If you put, say, the keg version of Bass next to the real ale version, as I had occasion to do in the 1980's, they seemed like quite different beers. If someone did the same in Toronto today with Fuller ESB keg and the real ale version we sometimes get, I think the same conclusion would be reached. There are some similarities between the two forms but the cask is usually better. The live yeast content and lack of heat applied to the malt and hops seem to make for a more natural, fresher taste. And the Bass and Fuller keg beers were and are better than many other keg beers: I recall that some kegs seemed to have very little taste or one which was not really beer-like. In the U.K. (I haven't had it here for some time), a keg beer like John Smith's seemed to me hardly beer-like at all, but I suspect the intention was to try to appeal to a broad market range.

But even the best keg beer is still essentially a type of bottled or canned beer, in my opinion.
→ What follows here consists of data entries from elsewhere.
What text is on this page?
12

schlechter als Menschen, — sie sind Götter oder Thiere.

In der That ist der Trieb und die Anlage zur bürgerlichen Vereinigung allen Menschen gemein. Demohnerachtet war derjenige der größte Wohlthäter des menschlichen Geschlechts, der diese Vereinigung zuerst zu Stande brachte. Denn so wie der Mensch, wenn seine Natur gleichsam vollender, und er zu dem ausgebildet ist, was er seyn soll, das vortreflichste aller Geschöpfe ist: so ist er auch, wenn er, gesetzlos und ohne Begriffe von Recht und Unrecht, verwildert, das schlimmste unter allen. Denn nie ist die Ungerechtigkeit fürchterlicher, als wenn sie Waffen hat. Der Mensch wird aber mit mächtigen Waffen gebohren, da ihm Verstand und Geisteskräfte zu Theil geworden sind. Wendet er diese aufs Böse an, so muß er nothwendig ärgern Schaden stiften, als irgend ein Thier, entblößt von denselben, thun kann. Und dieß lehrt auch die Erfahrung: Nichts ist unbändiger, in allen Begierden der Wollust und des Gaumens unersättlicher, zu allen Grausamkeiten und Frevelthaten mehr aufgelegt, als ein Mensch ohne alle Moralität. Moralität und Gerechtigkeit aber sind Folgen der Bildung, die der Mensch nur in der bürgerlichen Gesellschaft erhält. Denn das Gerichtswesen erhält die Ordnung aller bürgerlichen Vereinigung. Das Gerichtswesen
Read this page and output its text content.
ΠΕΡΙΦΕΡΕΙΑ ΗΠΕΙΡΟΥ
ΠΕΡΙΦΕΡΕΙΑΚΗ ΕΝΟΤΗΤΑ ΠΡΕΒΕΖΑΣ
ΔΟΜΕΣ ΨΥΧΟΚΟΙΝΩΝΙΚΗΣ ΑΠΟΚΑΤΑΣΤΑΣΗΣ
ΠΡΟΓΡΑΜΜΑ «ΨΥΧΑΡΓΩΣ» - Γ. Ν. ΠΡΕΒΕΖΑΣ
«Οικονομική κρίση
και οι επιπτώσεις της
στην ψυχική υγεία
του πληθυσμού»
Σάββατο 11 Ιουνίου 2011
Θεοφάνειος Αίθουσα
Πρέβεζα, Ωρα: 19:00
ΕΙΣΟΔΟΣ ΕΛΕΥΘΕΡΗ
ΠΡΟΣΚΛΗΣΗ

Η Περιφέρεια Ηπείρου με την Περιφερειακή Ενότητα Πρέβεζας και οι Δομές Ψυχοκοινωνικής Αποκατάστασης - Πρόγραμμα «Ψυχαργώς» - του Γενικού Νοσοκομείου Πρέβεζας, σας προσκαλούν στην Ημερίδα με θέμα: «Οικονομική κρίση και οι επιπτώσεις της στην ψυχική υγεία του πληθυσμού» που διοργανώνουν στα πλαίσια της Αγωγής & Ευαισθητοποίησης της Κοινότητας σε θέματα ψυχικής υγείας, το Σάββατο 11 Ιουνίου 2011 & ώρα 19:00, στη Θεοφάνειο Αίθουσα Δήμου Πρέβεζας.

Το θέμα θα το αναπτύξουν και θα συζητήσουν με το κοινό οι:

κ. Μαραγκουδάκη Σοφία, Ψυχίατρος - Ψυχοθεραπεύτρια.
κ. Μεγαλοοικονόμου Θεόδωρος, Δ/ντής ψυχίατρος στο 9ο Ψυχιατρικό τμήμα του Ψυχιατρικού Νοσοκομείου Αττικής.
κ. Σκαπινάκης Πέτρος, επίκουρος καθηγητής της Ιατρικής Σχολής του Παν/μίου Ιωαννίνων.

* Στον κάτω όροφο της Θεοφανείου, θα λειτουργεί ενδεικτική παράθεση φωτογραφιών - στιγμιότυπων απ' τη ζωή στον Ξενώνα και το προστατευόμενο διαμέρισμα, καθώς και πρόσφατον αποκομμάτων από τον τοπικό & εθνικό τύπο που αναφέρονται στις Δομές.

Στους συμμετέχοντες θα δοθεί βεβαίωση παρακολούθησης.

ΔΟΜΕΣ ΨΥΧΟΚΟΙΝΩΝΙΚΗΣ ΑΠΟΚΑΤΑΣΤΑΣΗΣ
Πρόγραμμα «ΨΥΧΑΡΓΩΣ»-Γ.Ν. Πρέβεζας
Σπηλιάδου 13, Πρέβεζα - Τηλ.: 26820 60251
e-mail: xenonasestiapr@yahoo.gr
It is dispensed from a large container but since it is pasteurised it has characteristics similar to those of a bottled or canned beer (except a bottle-conditioned beer).

Theoretically, keg beers in England should taste great since many pasteurized bottled ales imported from England taste great. But we must bear in mind the low gravities at which beers have been sold in recent decades in England. Also, keg beer is not (I assume) dry-hopped as some real ale bitters are. For these reasons, many keg beers in the U.K. don't retain that much flavour after undergoing filtration and pasteurization. Jackson wrote that keg beers seemed sweeter in general than the cask versions. Making them sweeter may have been an attempt to restore flavour lost by the kegging process or to appeal to a wider market than cask bitter had enjoyed. It was these factors which opened the door for CAMRA to do its great work.

Had the traditional cask beers been made available in filtered but unpasteurized form for the English draught market, I wonder if cask ale would have survived to the extent it has (which is a small but enduring part of the market). On the other hand, had this occured, I think a portion of the market which went to draught lager beer would have remained in the ale camp. I think we are all agreed that a filtered draft beer which is unpasteurised preserves the essence of the ale tradition.